Silicon Valley: Morphing into Medieval Italy?

December 23, 2021

The historical precedents include Florence (Facebook), Genoa (Google), and Venice (a2z). Venice because it was mostly money people and secret ways of keeping track of who owed whom what, so that’s close enough to a2z for me. The city states had their own ways of ruling, punishing, and exerting influence. What’s a few skirmishes among those who speak the same language. Does this sound like the Silicon Valley we know and love and its giant technology companies? I thought about the golden age of Italian city states as I read a scribe’s retelling of a recent digital skirmish among a couple of these power houses.

Jack Dorsey’s Hot Web3 Takes Are Apparently Too Much for Marc Andreessen to Handle” reveals that two Duchies are in sharp disagreement. No catapults, just PR. The write up from a modern day Giovanni Villani states:

Marc Andreessen decided to take the step of blocking @jack, and Dorsey responded by saying he’s been “banned from Web3.” That’s not an unfair statement either, as the former Netscape co-founder and co-founder of Andreessen Horowitz (a16z) is now a huge investor in Web3 startups, tossing money around on DeFi projects, metaverse sneakers, tokens, and anything else that catches his eye. According to its “Web3 reading list” (pdf) document from October, “a16z is the largest investor in this space.”

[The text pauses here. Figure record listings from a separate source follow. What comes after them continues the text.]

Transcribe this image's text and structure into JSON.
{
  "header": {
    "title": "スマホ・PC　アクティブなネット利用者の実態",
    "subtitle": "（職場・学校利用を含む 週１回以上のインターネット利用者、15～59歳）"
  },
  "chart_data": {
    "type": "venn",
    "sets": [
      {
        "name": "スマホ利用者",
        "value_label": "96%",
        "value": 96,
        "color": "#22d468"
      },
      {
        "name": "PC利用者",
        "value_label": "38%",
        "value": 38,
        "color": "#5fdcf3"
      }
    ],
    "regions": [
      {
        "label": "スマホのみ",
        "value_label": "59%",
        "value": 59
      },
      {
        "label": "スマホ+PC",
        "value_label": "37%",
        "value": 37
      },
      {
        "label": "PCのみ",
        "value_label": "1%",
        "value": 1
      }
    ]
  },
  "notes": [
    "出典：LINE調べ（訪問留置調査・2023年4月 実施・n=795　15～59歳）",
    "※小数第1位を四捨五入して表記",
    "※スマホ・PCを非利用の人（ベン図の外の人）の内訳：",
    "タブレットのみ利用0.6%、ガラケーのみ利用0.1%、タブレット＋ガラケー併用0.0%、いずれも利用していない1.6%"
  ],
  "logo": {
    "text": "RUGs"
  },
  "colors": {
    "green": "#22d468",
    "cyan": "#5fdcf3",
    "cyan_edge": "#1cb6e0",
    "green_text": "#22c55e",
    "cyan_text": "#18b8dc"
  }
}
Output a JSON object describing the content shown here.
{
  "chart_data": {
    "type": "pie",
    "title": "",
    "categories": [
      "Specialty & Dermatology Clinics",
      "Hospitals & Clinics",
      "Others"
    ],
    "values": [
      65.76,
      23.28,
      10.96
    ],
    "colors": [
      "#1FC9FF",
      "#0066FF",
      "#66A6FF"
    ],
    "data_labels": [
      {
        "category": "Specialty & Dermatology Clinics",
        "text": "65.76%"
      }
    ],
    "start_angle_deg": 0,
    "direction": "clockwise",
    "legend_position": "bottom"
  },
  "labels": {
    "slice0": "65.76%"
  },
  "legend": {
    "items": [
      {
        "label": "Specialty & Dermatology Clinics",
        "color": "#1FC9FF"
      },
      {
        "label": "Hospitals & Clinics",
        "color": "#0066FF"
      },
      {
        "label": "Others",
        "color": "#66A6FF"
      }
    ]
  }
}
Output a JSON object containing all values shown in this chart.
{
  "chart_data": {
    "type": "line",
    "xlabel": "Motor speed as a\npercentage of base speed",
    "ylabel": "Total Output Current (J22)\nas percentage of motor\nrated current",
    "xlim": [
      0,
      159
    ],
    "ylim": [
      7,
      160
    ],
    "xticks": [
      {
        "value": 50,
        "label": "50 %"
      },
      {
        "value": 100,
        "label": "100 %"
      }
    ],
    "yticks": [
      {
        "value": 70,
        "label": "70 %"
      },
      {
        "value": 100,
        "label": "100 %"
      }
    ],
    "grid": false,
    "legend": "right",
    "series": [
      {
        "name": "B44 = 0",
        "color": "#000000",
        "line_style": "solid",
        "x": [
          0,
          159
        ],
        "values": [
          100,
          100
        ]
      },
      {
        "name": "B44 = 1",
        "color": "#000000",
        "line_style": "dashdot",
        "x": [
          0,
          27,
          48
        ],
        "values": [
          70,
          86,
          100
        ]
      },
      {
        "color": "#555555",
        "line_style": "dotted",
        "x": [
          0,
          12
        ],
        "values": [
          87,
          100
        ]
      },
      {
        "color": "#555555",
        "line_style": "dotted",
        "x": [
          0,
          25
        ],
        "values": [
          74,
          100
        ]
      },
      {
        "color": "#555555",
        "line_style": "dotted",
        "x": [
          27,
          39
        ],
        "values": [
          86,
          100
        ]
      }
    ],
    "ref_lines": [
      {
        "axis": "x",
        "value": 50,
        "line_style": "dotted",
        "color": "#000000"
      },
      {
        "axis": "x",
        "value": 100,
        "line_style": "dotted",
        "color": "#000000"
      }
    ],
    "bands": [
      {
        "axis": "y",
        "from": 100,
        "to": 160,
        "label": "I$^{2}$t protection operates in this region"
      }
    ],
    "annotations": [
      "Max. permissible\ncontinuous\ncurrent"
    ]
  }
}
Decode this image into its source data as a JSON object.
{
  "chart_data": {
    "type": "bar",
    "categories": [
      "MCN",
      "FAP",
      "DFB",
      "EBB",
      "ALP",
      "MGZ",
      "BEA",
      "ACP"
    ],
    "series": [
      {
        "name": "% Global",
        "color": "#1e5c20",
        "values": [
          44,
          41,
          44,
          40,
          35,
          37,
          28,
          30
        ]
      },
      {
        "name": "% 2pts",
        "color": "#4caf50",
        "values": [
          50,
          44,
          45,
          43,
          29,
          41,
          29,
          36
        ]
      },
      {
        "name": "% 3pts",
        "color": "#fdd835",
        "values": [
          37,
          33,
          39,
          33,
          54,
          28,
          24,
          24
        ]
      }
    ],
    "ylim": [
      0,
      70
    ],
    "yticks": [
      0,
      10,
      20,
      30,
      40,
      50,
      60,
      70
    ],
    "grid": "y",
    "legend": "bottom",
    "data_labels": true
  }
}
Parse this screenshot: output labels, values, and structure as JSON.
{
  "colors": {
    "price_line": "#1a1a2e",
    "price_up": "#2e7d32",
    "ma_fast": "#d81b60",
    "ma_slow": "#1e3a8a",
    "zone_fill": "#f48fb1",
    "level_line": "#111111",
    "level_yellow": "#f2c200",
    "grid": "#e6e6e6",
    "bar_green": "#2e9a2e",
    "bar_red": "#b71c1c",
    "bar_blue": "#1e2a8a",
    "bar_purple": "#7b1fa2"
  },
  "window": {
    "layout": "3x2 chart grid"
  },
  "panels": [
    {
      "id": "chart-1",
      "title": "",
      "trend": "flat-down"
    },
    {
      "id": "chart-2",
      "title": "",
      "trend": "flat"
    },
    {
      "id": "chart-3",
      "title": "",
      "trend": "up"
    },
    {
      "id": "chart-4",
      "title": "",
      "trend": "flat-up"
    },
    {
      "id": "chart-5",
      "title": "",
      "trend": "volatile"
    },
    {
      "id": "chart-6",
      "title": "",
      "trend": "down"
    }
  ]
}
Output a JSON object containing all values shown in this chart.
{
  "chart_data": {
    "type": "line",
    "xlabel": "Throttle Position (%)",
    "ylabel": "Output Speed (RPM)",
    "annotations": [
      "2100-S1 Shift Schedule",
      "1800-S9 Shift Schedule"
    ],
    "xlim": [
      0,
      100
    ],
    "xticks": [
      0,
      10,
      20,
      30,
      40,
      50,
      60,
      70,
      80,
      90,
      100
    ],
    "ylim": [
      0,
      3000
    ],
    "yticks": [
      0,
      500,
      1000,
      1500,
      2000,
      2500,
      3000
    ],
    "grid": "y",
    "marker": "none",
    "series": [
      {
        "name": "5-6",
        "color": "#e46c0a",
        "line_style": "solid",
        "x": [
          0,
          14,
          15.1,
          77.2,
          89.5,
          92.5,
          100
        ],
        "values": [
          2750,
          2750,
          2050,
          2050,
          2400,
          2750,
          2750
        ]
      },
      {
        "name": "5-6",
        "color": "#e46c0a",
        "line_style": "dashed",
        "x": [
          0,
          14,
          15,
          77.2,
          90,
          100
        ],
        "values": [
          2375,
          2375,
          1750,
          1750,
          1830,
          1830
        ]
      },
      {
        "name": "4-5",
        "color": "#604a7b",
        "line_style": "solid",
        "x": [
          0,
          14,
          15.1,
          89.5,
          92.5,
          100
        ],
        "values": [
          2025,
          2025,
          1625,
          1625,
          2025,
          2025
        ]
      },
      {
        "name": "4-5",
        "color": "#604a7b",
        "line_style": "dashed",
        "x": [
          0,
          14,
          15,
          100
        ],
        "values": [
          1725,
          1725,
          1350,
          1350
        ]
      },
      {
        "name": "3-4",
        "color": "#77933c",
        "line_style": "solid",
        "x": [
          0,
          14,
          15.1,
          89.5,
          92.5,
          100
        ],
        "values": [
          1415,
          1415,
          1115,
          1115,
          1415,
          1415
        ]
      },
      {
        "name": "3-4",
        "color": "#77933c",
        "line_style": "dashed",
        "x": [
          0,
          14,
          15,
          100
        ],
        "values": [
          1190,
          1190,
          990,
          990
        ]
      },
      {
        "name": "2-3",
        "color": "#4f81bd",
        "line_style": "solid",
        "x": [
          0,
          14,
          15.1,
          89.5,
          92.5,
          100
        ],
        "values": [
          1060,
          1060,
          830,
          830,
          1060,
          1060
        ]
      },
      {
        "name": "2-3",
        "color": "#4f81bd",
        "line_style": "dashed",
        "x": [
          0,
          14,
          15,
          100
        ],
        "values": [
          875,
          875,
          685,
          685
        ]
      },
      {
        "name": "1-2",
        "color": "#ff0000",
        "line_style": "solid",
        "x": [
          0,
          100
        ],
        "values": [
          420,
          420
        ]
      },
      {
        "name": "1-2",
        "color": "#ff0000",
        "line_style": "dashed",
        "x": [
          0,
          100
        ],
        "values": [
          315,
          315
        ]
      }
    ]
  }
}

And other digital princes are aligning against the former guru of Twitter.

Are there other signs that the apparent coziness of the impactful environs of Silicon Valley are fraught with digital tension? Are these indicators?

    1. Google’s unhappiness with its trust score and human relations / people management department
    2. Apple’s once secret deal with a foreign power. What’s a quarter trillion dollars among friends?
    3. Intel’s apology to China issued in order to comply with US government requirements. What about those chip fabs in Arizona and the water hurdle?
    4. Amazon’s three consecutive outages and surging orders for pizza to fuel is “two pizza teams”. Isn’t it three strikes and you are out? No, this is no big deal, right Epic.
    5. Facebook’s alleged dominance of the worst US company rankings. This is unjust.

I don’t know. But unfollowing the guru of the Tweeter and the apparent fractures in a snug club house strike me as an important moment in the history of the technology revolution.

Are there coincidences? My little iTunes’ set up is playing the Beatles’ Revolution:

You say you got a real solution
Well, you know
We’d all love to see the plan
You ask me for a contribution
Well, you know
We’re all doing what we can

Yes, what’s the plan? Perhaps a Decoder to explain what’s happening?